Fair Housing Is Changing in Hawai‘i — And It’s Not Just About What You Decide
Fair housing has always been part of the job. For rental housing providers in Hawai‘i, it’s not optional, and it’s not new. Most owners understand the basics: treat applicants consistently, avoid discrimination, follow your process. That foundation still matters. But the conversation is starting to shift.
A recent measure at the Legislature, SCR 184, signals where things are heading next. The resolution asks the Hawaii Civil Rights Commission to examine how existing anti-discrimination laws apply to automated and algorithmic decision-making systems—the tools many housing providers are already using to screen applicants. This isn’t creating new law today. But it is a clear acknowledgment that the way decisions are made is just as important as the decisions themselves. That matters more than most people realize.
The foundation still begins with the Fair Housing Act, which prohibits discrimination based on protected characteristics like race, religion, disability, and familial status. Hawai‘i goes further under Hawaii Fair Housing Law, adding protections for marital status, sexual orientation, gender identity, age, ancestry, HIV status, and source of income. Those laws apply no matter how you screen a tenant. Whether you are reviewing an application yourself or using a third-party platform, the responsibility doesn’t shift. It stays with the housing provider. That’s where this resolution comes in.
The Legislature is recognizing that automated systems, credit models, background checks, tenant scoring tools, and emerging AI platforms, are now making or influencing decisions in areas that are already protected under fair housing laws. And there’s a concern behind it. These systems can replicate or even amplify bias, especially when they rely on historical data or operate without transparency. For independent housing providers, this creates a new layer of responsibility.
It’s no longer enough to say, “the system denied them.” That explanation doesn’t hold up if the outcome results in unequal treatment. The expectation, whether formalized through future guidance or not, is moving toward something more practical and more grounded: you need to understand your process and be able to explain your decisions. This doesn’t mean you can’t use screening tools. Most providers rely on them, and they serve a real purpose. They help organize information, flag risk, and create efficiency. But they are not a substitute for judgment.
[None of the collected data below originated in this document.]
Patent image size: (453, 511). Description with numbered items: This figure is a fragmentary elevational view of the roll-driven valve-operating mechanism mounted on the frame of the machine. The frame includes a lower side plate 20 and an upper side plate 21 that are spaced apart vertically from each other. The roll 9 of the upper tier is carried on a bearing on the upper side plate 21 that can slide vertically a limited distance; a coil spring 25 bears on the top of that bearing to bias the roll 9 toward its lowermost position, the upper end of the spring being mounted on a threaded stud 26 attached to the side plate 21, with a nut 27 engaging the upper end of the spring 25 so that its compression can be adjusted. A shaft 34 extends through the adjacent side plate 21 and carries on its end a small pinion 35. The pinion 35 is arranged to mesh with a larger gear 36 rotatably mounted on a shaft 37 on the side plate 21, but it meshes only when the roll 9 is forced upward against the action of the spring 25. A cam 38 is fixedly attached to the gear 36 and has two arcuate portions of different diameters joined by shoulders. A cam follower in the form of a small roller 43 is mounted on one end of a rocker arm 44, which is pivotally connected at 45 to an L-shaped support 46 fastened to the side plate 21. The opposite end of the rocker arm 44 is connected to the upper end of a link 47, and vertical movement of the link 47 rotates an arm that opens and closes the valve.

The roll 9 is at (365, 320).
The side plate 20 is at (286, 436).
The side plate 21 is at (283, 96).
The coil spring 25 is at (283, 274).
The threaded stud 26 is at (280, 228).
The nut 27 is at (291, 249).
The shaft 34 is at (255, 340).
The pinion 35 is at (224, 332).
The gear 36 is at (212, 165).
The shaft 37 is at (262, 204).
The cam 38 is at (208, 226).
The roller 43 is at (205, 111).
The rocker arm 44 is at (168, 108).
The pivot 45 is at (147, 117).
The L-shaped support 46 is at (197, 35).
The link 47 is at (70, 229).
The better approach is simple. Use tools as a support, not a decision-maker.
That means having written screening criteria that you apply consistently, whether a tool is involved or not. It means reviewing applications that fall outside the norm instead of relying solely on automated approvals or denials. It means documenting why a decision was made, in plain language, based on your criteria. That kind of process does two things. It keeps you compliant, and it keeps you grounded in your own business standards.
For many self-managing housing providers, this is where the challenge is real. You’re balancing time, cost, and risk without the benefit of a compliance department. It’s easy to lean on tools and assume they are neutral. But neutrality isn’t guaranteed just because something is automated. The resolution also asks whether the state needs clearer guidance, rulemaking, or even new enforcement pathways for algorithmic discrimination. That tells you what’s coming next. More clarity, more expectations, and likely more scrutiny.
The good news is that the solution is not complicated. Consistency still wins. Clear criteria still matter. Documentation still protects you.
What’s changing is the expectation that you stay connected to your decisions, even when technology is part of the process. For Hawai‘i’s rental housing providers, especially independent owners, this is a moment to tighten up systems before the rules catch up. Not out of fear, but out of practicality. Because when your process is clear, consistent, and explainable, you’re not just complying with the law. You’re running a better operation.
And that’s something that works, no matter how the rules evolve.